Nazi-Prozess in Wien
Gewalttätigkeit wegen "Rassenschande"
06.06.2012
Wegen schwerer Körperverletzung sind zwei Neo-Nazis in Wien angeklagt.
Wegen rassistisch motivierter Gewalttätigkeiten hatten sich am Mittwoch zwei 23-jährige Männer, die sich vor dem Schwurgericht (Vorsitz: Andreas Hautz) offen als "Rechte" deklarierten, im Straflandesgericht zu verantworten. Einer der beiden hatte am 22. Jänner 2011 gemeinsam mit drei abgesondert verfolgten Mittätern grundlos zwei philippinische Männer attackiert und laut Anklage mit seinen Springerstiefeln auf einen am Boden Liegenden eingetreten. Das Opfer wurde dabei schwer verletzt, Ärzte diagnostizierten eine Hirnblutung und Knochenbrüche im Gesicht.
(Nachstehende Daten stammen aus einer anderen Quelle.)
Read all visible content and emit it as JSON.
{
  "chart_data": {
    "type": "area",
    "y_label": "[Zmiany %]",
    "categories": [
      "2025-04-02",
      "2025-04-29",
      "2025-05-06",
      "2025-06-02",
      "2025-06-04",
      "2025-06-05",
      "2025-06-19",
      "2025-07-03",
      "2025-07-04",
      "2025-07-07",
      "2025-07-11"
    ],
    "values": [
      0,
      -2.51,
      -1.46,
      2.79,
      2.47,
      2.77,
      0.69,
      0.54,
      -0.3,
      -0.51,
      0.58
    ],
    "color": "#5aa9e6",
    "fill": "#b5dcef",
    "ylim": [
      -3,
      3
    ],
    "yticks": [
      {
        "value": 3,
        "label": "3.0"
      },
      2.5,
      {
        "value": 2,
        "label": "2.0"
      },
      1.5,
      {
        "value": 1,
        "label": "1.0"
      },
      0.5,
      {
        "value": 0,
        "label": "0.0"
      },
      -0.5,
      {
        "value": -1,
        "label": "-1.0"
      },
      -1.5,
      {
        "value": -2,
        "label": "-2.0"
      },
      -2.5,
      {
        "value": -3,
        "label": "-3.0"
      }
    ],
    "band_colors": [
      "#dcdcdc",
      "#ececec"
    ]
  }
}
Die Philippinos hätten ihn und seine Freunde "angeschaut", als man in einer Trafik Zigaretten kaufen wollte, erklärte der glatzköpfige, muskulöse Angeklagte zu seinen Beweggründen. "Es war ein provokantes Belächeln", behauptete er. Also habe eine Handgreiflichkeit begonnen: "Im Gerangel bin ich jemandem auf den Kopf gestiegen. Das war keine Absicht."
Seine fremdenfeindliche Gesinnung teilte er offensichtlich mit dem zweiten 23-Jährigen, mit dem er bereits im August 2009 in der U-Bahn-Station am Karlsplatz lautstarke "Sieg heil!"- und "Heil Hitler"-Rufe von sich gegeben hatte. Der Zweitangeklagte nahm wenig später zu einer privaten Party Armbinden mit dem Hakenkreuz und eine SS-Fahne mit und ließ sich bereitwillig damit fotografieren, ehe er in dieser Aufmachung auf die Straße ging und "zwecks Gaudi", wie er den Geschworenen darlegte, nazistische Sprüche brüllte.
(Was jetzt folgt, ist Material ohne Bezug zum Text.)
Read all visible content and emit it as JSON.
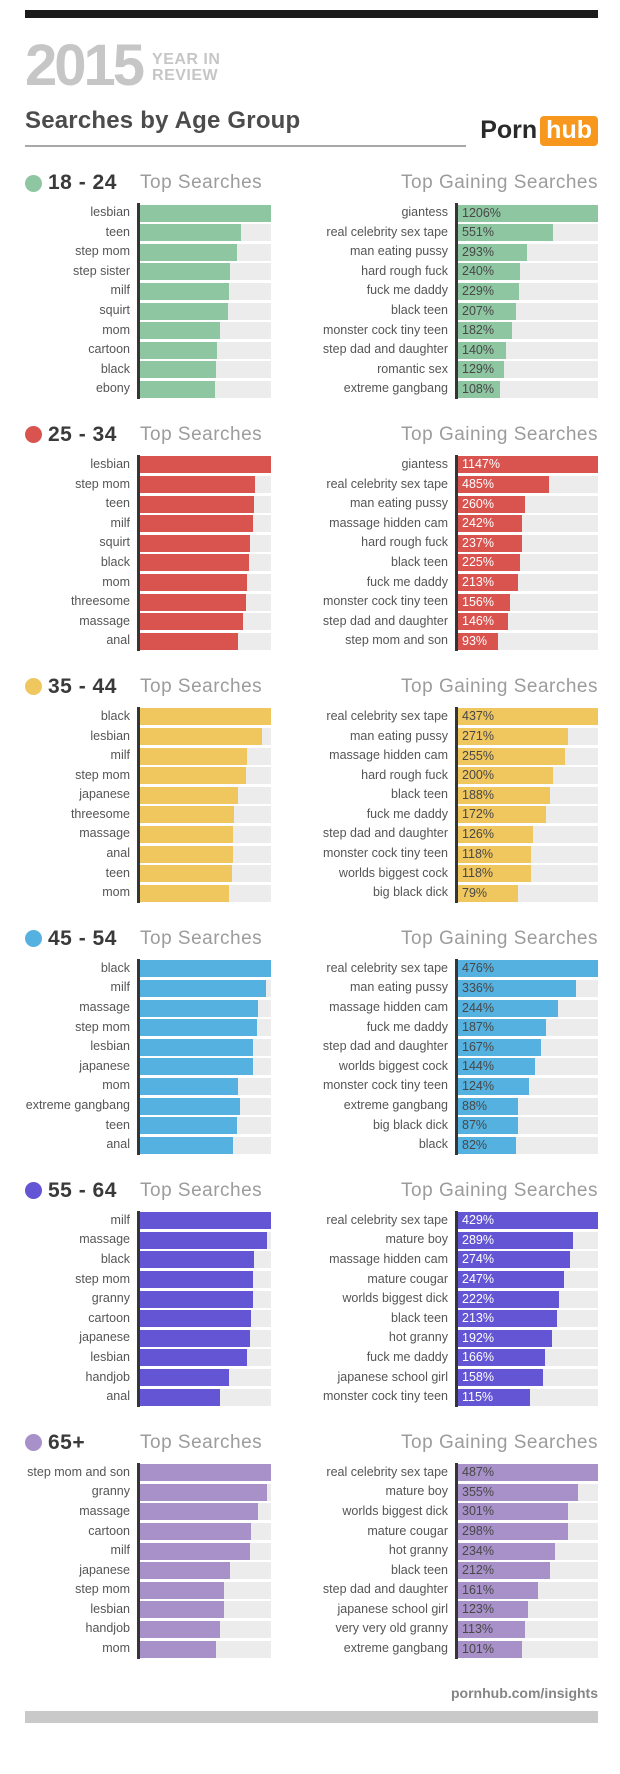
{
  "header": {
    "year": "2015",
    "subtitle_line1": "YEAR IN",
    "subtitle_line2": "REVIEW",
    "title": "Searches by Age Group",
    "logo_text_1": "Porn",
    "logo_text_2": "hub"
  },
  "footer": {
    "link": "pornhub.com/insights"
  },
  "colors": {
    "topbar": "#1b1b1b",
    "bottombar": "#c9c9c9",
    "brand": "#c6c6c6",
    "title": "#4c4c4c",
    "heading": "#9c9c9c",
    "label": "#555555",
    "track": "#ececec",
    "axis": "#353535",
    "orange": "#f7971d"
  },
  "sections": [
    {
      "age": "18 - 24",
      "color": "#8ec6a2",
      "value_label_color": "#474747",
      "left_title": "Top Searches",
      "right_title": "Top Gaining Searches",
      "top_searches": [
        {
          "term": "lesbian",
          "share": 1.0
        },
        {
          "term": "teen",
          "share": 0.77
        },
        {
          "term": "step mom",
          "share": 0.74
        },
        {
          "term": "step sister",
          "share": 0.69
        },
        {
          "term": "milf",
          "share": 0.68
        },
        {
          "term": "squirt",
          "share": 0.67
        },
        {
          "term": "mom",
          "share": 0.61
        },
        {
          "term": "cartoon",
          "share": 0.59
        },
        {
          "term": "black",
          "share": 0.58
        },
        {
          "term": "ebony",
          "share": 0.57
        }
      ],
      "top_gaining": [
        {
          "term": "giantess",
          "pct": "1206%"
        },
        {
          "term": "real celebrity sex tape",
          "pct": "551%"
        },
        {
          "term": "man eating pussy",
          "pct": "293%"
        },
        {
          "term": "hard rough fuck",
          "pct": "240%"
        },
        {
          "term": "fuck me daddy",
          "pct": "229%"
        },
        {
          "term": "black teen",
          "pct": "207%"
        },
        {
          "term": "monster cock tiny teen",
          "pct": "182%"
        },
        {
          "term": "step dad and daughter",
          "pct": "140%"
        },
        {
          "term": "romantic sex",
          "pct": "129%"
        },
        {
          "term": "extreme gangbang",
          "pct": "108%"
        }
      ]
    },
    {
      "age": "25 - 34",
      "color": "#d9534f",
      "value_label_color": "#ffffff",
      "left_title": "Top Searches",
      "right_title": "Top Gaining Searches",
      "top_searches": [
        {
          "term": "lesbian",
          "share": 1.0
        },
        {
          "term": "step mom",
          "share": 0.88
        },
        {
          "term": "teen",
          "share": 0.87
        },
        {
          "term": "milf",
          "share": 0.86
        },
        {
          "term": "squirt",
          "share": 0.84
        },
        {
          "term": "black",
          "share": 0.83
        },
        {
          "term": "mom",
          "share": 0.82
        },
        {
          "term": "threesome",
          "share": 0.81
        },
        {
          "term": "massage",
          "share": 0.79
        },
        {
          "term": "anal",
          "share": 0.75
        }
      ],
      "top_gaining": [
        {
          "term": "giantess",
          "pct": "1147%"
        },
        {
          "term": "real celebrity sex tape",
          "pct": "485%"
        },
        {
          "term": "man eating pussy",
          "pct": "260%"
        },
        {
          "term": "massage hidden cam",
          "pct": "242%"
        },
        {
          "term": "hard rough fuck",
          "pct": "237%"
        },
        {
          "term": "black teen",
          "pct": "225%"
        },
        {
          "term": "fuck me daddy",
          "pct": "213%"
        },
        {
          "term": "monster cock tiny teen",
          "pct": "156%"
        },
        {
          "term": "step dad and daughter",
          "pct": "146%"
        },
        {
          "term": "step mom and son",
          "pct": "93%"
        }
      ]
    },
    {
      "age": "35 - 44",
      "color": "#f0c75f",
      "value_label_color": "#474747",
      "left_title": "Top Searches",
      "right_title": "Top Gaining Searches",
      "top_searches": [
        {
          "term": "black",
          "share": 1.0
        },
        {
          "term": "lesbian",
          "share": 0.93
        },
        {
          "term": "milf",
          "share": 0.82
        },
        {
          "term": "step mom",
          "share": 0.81
        },
        {
          "term": "japanese",
          "share": 0.75
        },
        {
          "term": "threesome",
          "share": 0.72
        },
        {
          "term": "massage",
          "share": 0.71
        },
        {
          "term": "anal",
          "share": 0.71
        },
        {
          "term": "teen",
          "share": 0.7
        },
        {
          "term": "mom",
          "share": 0.68
        }
      ],
      "top_gaining": [
        {
          "term": "real celebrity sex tape",
          "pct": "437%"
        },
        {
          "term": "man eating pussy",
          "pct": "271%"
        },
        {
          "term": "massage hidden cam",
          "pct": "255%"
        },
        {
          "term": "hard rough fuck",
          "pct": "200%"
        },
        {
          "term": "black teen",
          "pct": "188%"
        },
        {
          "term": "fuck me daddy",
          "pct": "172%"
        },
        {
          "term": "step dad and daughter",
          "pct": "126%"
        },
        {
          "term": "monster cock tiny teen",
          "pct": "118%"
        },
        {
          "term": "worlds biggest cock",
          "pct": "118%"
        },
        {
          "term": "big black dick",
          "pct": "79%"
        }
      ]
    },
    {
      "age": "45 - 54",
      "color": "#55b2e0",
      "value_label_color": "#474747",
      "left_title": "Top Searches",
      "right_title": "Top Gaining Searches",
      "top_searches": [
        {
          "term": "black",
          "share": 1.0
        },
        {
          "term": "milf",
          "share": 0.96
        },
        {
          "term": "massage",
          "share": 0.9
        },
        {
          "term": "step mom",
          "share": 0.89
        },
        {
          "term": "lesbian",
          "share": 0.86
        },
        {
          "term": "japanese",
          "share": 0.86
        },
        {
          "term": "mom",
          "share": 0.75
        },
        {
          "term": "extreme gangbang",
          "share": 0.76
        },
        {
          "term": "teen",
          "share": 0.74
        },
        {
          "term": "anal",
          "share": 0.71
        }
      ],
      "top_gaining": [
        {
          "term": "real celebrity sex tape",
          "pct": "476%"
        },
        {
          "term": "man eating pussy",
          "pct": "336%"
        },
        {
          "term": "massage hidden cam",
          "pct": "244%"
        },
        {
          "term": "fuck me daddy",
          "pct": "187%"
        },
        {
          "term": "step dad and daughter",
          "pct": "167%"
        },
        {
          "term": "worlds biggest cock",
          "pct": "144%"
        },
        {
          "term": "monster cock tiny teen",
          "pct": "124%"
        },
        {
          "term": "extreme gangbang",
          "pct": "88%"
        },
        {
          "term": "big black dick",
          "pct": "87%"
        },
        {
          "term": "black",
          "pct": "82%"
        }
      ]
    },
    {
      "age": "55 - 64",
      "color": "#6355d4",
      "value_label_color": "#ffffff",
      "left_title": "Top Searches",
      "right_title": "Top Gaining Searches",
      "top_searches": [
        {
          "term": "milf",
          "share": 1.0
        },
        {
          "term": "massage",
          "share": 0.97
        },
        {
          "term": "black",
          "share": 0.87
        },
        {
          "term": "step mom",
          "share": 0.86
        },
        {
          "term": "granny",
          "share": 0.86
        },
        {
          "term": "cartoon",
          "share": 0.85
        },
        {
          "term": "japanese",
          "share": 0.84
        },
        {
          "term": "lesbian",
          "share": 0.82
        },
        {
          "term": "handjob",
          "share": 0.68
        },
        {
          "term": "anal",
          "share": 0.61
        }
      ],
      "top_gaining": [
        {
          "term": "real celebrity sex tape",
          "pct": "429%"
        },
        {
          "term": "mature boy",
          "pct": "289%"
        },
        {
          "term": "massage hidden cam",
          "pct": "274%"
        },
        {
          "term": "mature cougar",
          "pct": "247%"
        },
        {
          "term": "worlds biggest dick",
          "pct": "222%"
        },
        {
          "term": "black teen",
          "pct": "213%"
        },
        {
          "term": "hot granny",
          "pct": "192%"
        },
        {
          "term": "fuck me daddy",
          "pct": "166%"
        },
        {
          "term": "japanese school girl",
          "pct": "158%"
        },
        {
          "term": "monster cock tiny teen",
          "pct": "115%"
        }
      ]
    },
    {
      "age": "65+",
      "color": "#a891c9",
      "value_label_color": "#474747",
      "left_title": "Top Searches",
      "right_title": "Top Gaining Searches",
      "top_searches": [
        {
          "term": "step mom and son",
          "share": 1.0
        },
        {
          "term": "granny",
          "share": 0.97
        },
        {
          "term": "massage",
          "share": 0.9
        },
        {
          "term": "cartoon",
          "share": 0.85
        },
        {
          "term": "milf",
          "share": 0.84
        },
        {
          "term": "japanese",
          "share": 0.69
        },
        {
          "term": "step mom",
          "share": 0.64
        },
        {
          "term": "lesbian",
          "share": 0.64
        },
        {
          "term": "handjob",
          "share": 0.61
        },
        {
          "term": "mom",
          "share": 0.58
        }
      ],
      "top_gaining": [
        {
          "term": "real celebrity sex tape",
          "pct": "487%"
        },
        {
          "term": "mature boy",
          "pct": "355%"
        },
        {
          "term": "worlds biggest dick",
          "pct": "301%"
        },
        {
          "term": "mature cougar",
          "pct": "298%"
        },
        {
          "term": "hot granny",
          "pct": "234%"
        },
        {
          "term": "black teen",
          "pct": "212%"
        },
        {
          "term": "step dad and daughter",
          "pct": "161%"
        },
        {
          "term": "japanese school girl",
          "pct": "123%"
        },
        {
          "term": "very very old granny",
          "pct": "113%"
        },
        {
          "term": "extreme gangbang",
          "pct": "101%"
        }
      ]
    }
  ],
  "chart_data": [
    {
      "type": "bar",
      "group": "18 - 24",
      "title": "Top Searches",
      "orientation": "horizontal",
      "color": "#8ec6a2",
      "values_unit": "relative_bar_length",
      "categories": [
        "lesbian",
        "teen",
        "step mom",
        "step sister",
        "milf",
        "squirt",
        "mom",
        "cartoon",
        "black",
        "ebony"
      ],
      "values": [
        1.0,
        0.77,
        0.74,
        0.69,
        0.68,
        0.67,
        0.61,
        0.59,
        0.58,
        0.57
      ]
    },
    {
      "type": "bar",
      "group": "18 - 24",
      "title": "Top Gaining Searches",
      "orientation": "horizontal",
      "color": "#8ec6a2",
      "values_unit": "percent_gain",
      "categories": [
        "giantess",
        "real celebrity sex tape",
        "man eating pussy",
        "hard rough fuck",
        "fuck me daddy",
        "black teen",
        "monster cock tiny teen",
        "step dad and daughter",
        "romantic sex",
        "extreme gangbang"
      ],
      "values": [
        1206,
        551,
        293,
        240,
        229,
        207,
        182,
        140,
        129,
        108
      ]
    },
    {
      "type": "bar",
      "group": "25 - 34",
      "title": "Top Searches",
      "orientation": "horizontal",
      "color": "#d9534f",
      "values_unit": "relative_bar_length",
      "categories": [
        "lesbian",
        "step mom",
        "teen",
        "milf",
        "squirt",
        "black",
        "mom",
        "threesome",
        "massage",
        "anal"
      ],
      "values": [
        1.0,
        0.88,
        0.87,
        0.86,
        0.84,
        0.83,
        0.82,
        0.81,
        0.79,
        0.75
      ]
    },
    {
      "type": "bar",
      "group": "25 - 34",
      "title": "Top Gaining Searches",
      "orientation": "horizontal",
      "color": "#d9534f",
      "values_unit": "percent_gain",
      "categories": [
        "giantess",
        "real celebrity sex tape",
        "man eating pussy",
        "massage hidden cam",
        "hard rough fuck",
        "black teen",
        "fuck me daddy",
        "monster cock tiny teen",
        "step dad and daughter",
        "step mom and son"
      ],
      "values": [
        1147,
        485,
        260,
        242,
        237,
        225,
        213,
        156,
        146,
        93
      ]
    },
    {
      "type": "bar",
      "group": "35 - 44",
      "title": "Top Searches",
      "orientation": "horizontal",
      "color": "#f0c75f",
      "values_unit": "relative_bar_length",
      "categories": [
        "black",
        "lesbian",
        "milf",
        "step mom",
        "japanese",
        "threesome",
        "massage",
        "anal",
        "teen",
        "mom"
      ],
      "values": [
        1.0,
        0.93,
        0.82,
        0.81,
        0.75,
        0.72,
        0.71,
        0.71,
        0.7,
        0.68
      ]
    },
    {
      "type": "bar",
      "group": "35 - 44",
      "title": "Top Gaining Searches",
      "orientation": "horizontal",
      "color": "#f0c75f",
      "values_unit": "percent_gain",
      "categories": [
        "real celebrity sex tape",
        "man eating pussy",
        "massage hidden cam",
        "hard rough fuck",
        "black teen",
        "fuck me daddy",
        "step dad and daughter",
        "monster cock tiny teen",
        "worlds biggest cock",
        "big black dick"
      ],
      "values": [
        437,
        271,
        255,
        200,
        188,
        172,
        126,
        118,
        118,
        79
      ]
    },
    {
      "type": "bar",
      "group": "45 - 54",
      "title": "Top Searches",
      "orientation": "horizontal",
      "color": "#55b2e0",
      "values_unit": "relative_bar_length",
      "categories": [
        "black",
        "milf",
        "massage",
        "step mom",
        "lesbian",
        "japanese",
        "mom",
        "extreme gangbang",
        "teen",
        "anal"
      ],
      "values": [
        1.0,
        0.96,
        0.9,
        0.89,
        0.86,
        0.86,
        0.75,
        0.76,
        0.74,
        0.71
      ]
    },
    {
      "type": "bar",
      "group": "45 - 54",
      "title": "Top Gaining Searches",
      "orientation": "horizontal",
      "color": "#55b2e0",
      "values_unit": "percent_gain",
      "categories": [
        "real celebrity sex tape",
        "man eating pussy",
        "massage hidden cam",
        "fuck me daddy",
        "step dad and daughter",
        "worlds biggest cock",
        "monster cock tiny teen",
        "extreme gangbang",
        "big black dick",
        "black"
      ],
      "values": [
        476,
        336,
        244,
        187,
        167,
        144,
        124,
        88,
        87,
        82
      ]
    },
    {
      "type": "bar",
      "group": "55 - 64",
      "title": "Top Searches",
      "orientation": "horizontal",
      "color": "#6355d4",
      "values_unit": "relative_bar_length",
      "categories": [
        "milf",
        "massage",
        "black",
        "step mom",
        "granny",
        "cartoon",
        "japanese",
        "lesbian",
        "handjob",
        "anal"
      ],
      "values": [
        1.0,
        0.97,
        0.87,
        0.86,
        0.86,
        0.85,
        0.84,
        0.82,
        0.68,
        0.61
      ]
    },
    {
      "type": "bar",
      "group": "55 - 64",
      "title": "Top Gaining Searches",
      "orientation": "horizontal",
      "color": "#6355d4",
      "values_unit": "percent_gain",
      "categories": [
        "real celebrity sex tape",
        "mature boy",
        "massage hidden cam",
        "mature cougar",
        "worlds biggest dick",
        "black teen",
        "hot granny",
        "fuck me daddy",
        "japanese school girl",
        "monster cock tiny teen"
      ],
      "values": [
        429,
        289,
        274,
        247,
        222,
        213,
        192,
        166,
        158,
        115
      ]
    },
    {
      "type": "bar",
      "group": "65+",
      "title": "Top Searches",
      "orientation": "horizontal",
      "color": "#a891c9",
      "values_unit": "relative_bar_length",
      "categories": [
        "step mom and son",
        "granny",
        "massage",
        "cartoon",
        "milf",
        "japanese",
        "step mom",
        "lesbian",
        "handjob",
        "mom"
      ],
      "values": [
        1.0,
        0.97,
        0.9,
        0.85,
        0.84,
        0.69,
        0.64,
        0.64,
        0.61,
        0.58
      ]
    },
    {
      "type": "bar",
      "group": "65+",
      "title": "Top Gaining Searches",
      "orientation": "horizontal",
      "color": "#a891c9",
      "values_unit": "percent_gain",
      "categories": [
        "real celebrity sex tape",
        "mature boy",
        "worlds biggest dick",
        "mature cougar",
        "hot granny",
        "black teen",
        "step dad and daughter",
        "japanese school girl",
        "very very old granny",
        "extreme gangbang"
      ],
      "values": [
        487,
        355,
        301,
        298,
        234,
        212,
        161,
        123,
        113,
        101
      ]
    }
  ]
}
Zuletzt hatte der Zweitangeklagte in der U-Bahn einem Serben bzw. einem Tunesier Faustschläge ins Gesicht versetzt, nachdem er sie mit ausländischen Parolen beflegelt hatte. Als er im Stadtpark einen Schwarzafrikaner mit seiner Freundin auf einer Bank sitzen sah, attackierte er das Pärchen verbal und mokierte sich über "diese Rassenschande". Dieser Ausdrucksweise bediente sich der 23-Jährige auch noch, als die Polizei eintraf.
"Ich hab's damals nicht verstanden, dass Schwarze mit Weißen z'samm sind. Wenn man sich den Ausländeranteil anschaut, ist der ziemlich groß. Ich hab mir gedacht, irgendwann gibt's keine Weißen mehr", gab er dazu nun in der Verhandlung wegen absichtlicher schwerer Körperverletzung und nationalsozialistischer Wiederbetätigung zu Protokoll.
Die Anwälte der beiden Angeklagten führten die inkriminierten Verhaltensweisen auf die triste soziale Situation der 23-Jährigen zurück. "Er ist arbeitslos. Mehr oder weniger alkoholabhängig. Er hat keine Perspektive, keine berufliche Aussicht. Er wollte sich einmal wichtig fühlen. Daher die aus der Perspektivlosigkeit der Situation herauskommende Protesthaltung", sagte einer der Verteidiger.
Staatsanwalt Michael Radasticzs bezeichnete die Männer "im Wesentlichen als Rechtsradikale. Sie sind seit 2009 mehrfach im Sinne des Verbotsgesetzes tätig geworden".